Rhexoacrodictys fimicola (M.B. Ellis & Gunnell) W.A. Baker & Morgan-Jones, in Baker, Partridge & Morgan-Jones, Mycotaxon 82: 103 (2002)

Rhexoacrodictys fimicola (M.B. Ellis & Gunnell) W.A. Baker & Morgan-Jones, in Baker, Partridge & Morgan-Jones, Mycotaxon 82: 103 (2002)

Fig. 3 View Figure 3

Holotype.

Maya, Perak, on elephant dung, September 1958, A.H.S, Onions, IMI 76413.

Description.

Saprobic on submerged decaying wood. Sexual morph: Undetermined. Asexual morph: Colonies on the substratum superficial, effuse, hairy or velvety, black. Mycelium mostly immersed, composed of branched, septate, smooth, pale brown hyphae. Conidiophores (17.5-)20-44.5 (-65.5) × 2.5-4.0 μm (x - = 32.2 × 3.4 μm, n = 20), macronematous, mononematous, erect, straight or slightly flexuous, thick-walled, smooth, orange-brown or brown, 3-7-septate. Conidiogenous cells monoblastic, integrated, terminal. Conidia 16.5-24 × 11-15 μm (x - = 20.3 × 13 μm, n = 30), solitary, dry, acrogenous, broadly oval to subglobose, muriform, transversely and longitudinally septate, with transverse septa typically spanning the whole conidial width, with longitudinal septa typically incomplete, short; dark-blackish brown to black, smooth, narrowly truncate at the base.

Cultural characteristics.

Conidia germinating on PDA within 24 h. Germ tubes produced from the basal cell. Colonies on PDA reaching 3 cm diameter in 30 days at 20-25 °C, pale brown, with dense, tight mycelia on the surface, sparse at the margin, reverse dark brown, with smooth margin. Conidiophores reduced to conidiogenous cells. Conidiogenous cells holoblastic, monoblastic, integrated, hyaline to pale brown, smooth. Conidia broad oval to subglobose, muriform, strongly constricted at all the septa, hyaline when young, brown to grayish-brown when aged, smooth-walled.

Material examined.

Thailand, Bangkok Province, Bang Kapi District , on decaying wood submerged in a freshwater stream, 3 October 2017, Z.L. Luo, Bsite 4-3-2 (MFLU 21-0147 = KUN-HKAS 122859), living culture, MFLUCC 18-0340 .

Notes.

In the phylogenetic analysis, our new isolate MFLUCC 18-0340 clustered with three strains of Rhexoacrodictys fimicola (HMAS 42882, HMAS 43690 and HMAS 47737) with strong support (100% ML/ 1.00 PP). The nucleotide BLASTn search of ITS showed that our new strain (MFLUCC 18-0340) has 99.7%, 99.3% and 99.1% similarities with strain HMAS 43690, HMAS 47737 and HMAS 42882 of Rhexoacrodictys fimicola , respectively. Morphologically, our new collection is similar to R. fimicola in having macronematous, mononematous, indeterminate conidiophores, integrated, terminal, monoblastic, pale brown conidiogenous cells and broadly oval to subglobose, transversely and longitudinally septate, smooth, brown to black conidia, with the size of conidia and conidiophores are overlapping ( Ellis 1961; Baker et al. 2002). Based on both phylogeny and morphology, we identified our species as R. fimicola .

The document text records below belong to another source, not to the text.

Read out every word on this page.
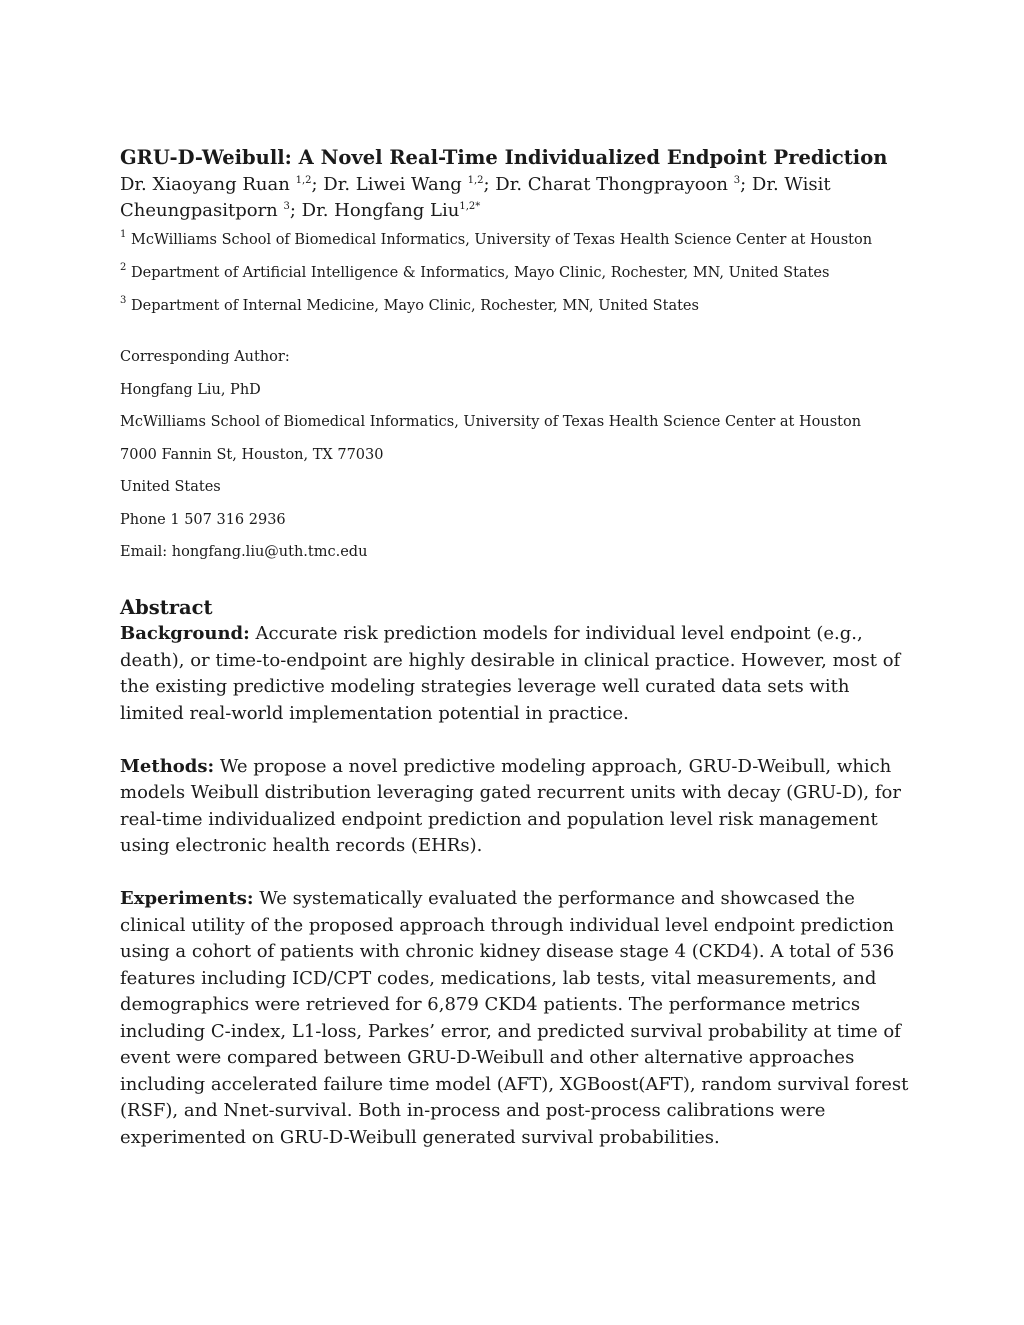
GRU-D-Weibull: A Novel Real-Time Individualized Endpoint Prediction

Dr. Xiaoyang Ruan $^{1,2}$; Dr. Liwei Wang $^{1,2}$; Dr. Charat Thongprayoon $^3$; Dr. Wisit Cheungpasitporn $^3$; Dr. Hongfang Liu$^{1,2*}$

$^1$ McWilliams School of Biomedical Informatics, University of Texas Health Science Center at Houston

$^2$ Department of Artificial Intelligence & Informatics, Mayo Clinic, Rochester, MN, United States

$^3$ Department of Internal Medicine, Mayo Clinic, Rochester, MN, United States

Corresponding Author:

Hongfang Liu, PhD

McWilliams School of Biomedical Informatics, University of Texas Health Science Center at Houston

7000 Fannin St, Houston, TX 77030

United States

Phone 1 507 316 2936

Email: hongfang.liu@uth.tmc.edu

Abstract

Background: Accurate risk prediction models for individual level endpoint (e.g., death), or time-to-endpoint are highly desirable in clinical practice. However, most of the existing predictive modeling strategies leverage well curated data sets with limited real-world implementation potential in practice.

Methods: We propose a novel predictive modeling approach, GRU-D-Weibull, which models Weibull distribution leveraging gated recurrent units with decay (GRU-D), for real-time individualized endpoint prediction and population level risk management using electronic health records (EHRs).

Experiments: We systematically evaluated the performance and showcased the clinical utility of the proposed approach through individual level endpoint prediction using a cohort of patients with chronic kidney disease stage 4 (CKD4). A total of 536 features including ICD/CPT codes, medications, lab tests, vital measurements, and demographics were retrieved for 6,879 CKD4 patients. The performance metrics including C-index, L1-loss, Parkes’ error, and predicted survival probability at time of event were compared between GRU-D-Weibull and other alternative approaches including accelerated failure time model (AFT), XGBoost(AFT), random survival forest (RSF), and Nnet-survival. Both in-process and post-process calibrations were experimented on GRU-D-Weibull generated survival probabilities.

Rhexoacrodictys fimicola was originally introduced by Ellis (1961) as Acrodictys fimicola . Baker et al. (2002) transferred A. fimicola to Rhexoacrodictys based on morphological characteristics. Rhexoacrodictys fimicola has been reported on Bambusa vulgaris and elephant dung from Africa and Malaysia respectively. Our collection, on the other hand, was collected from freshwater habitats and represents the first time it was reported from Thailand.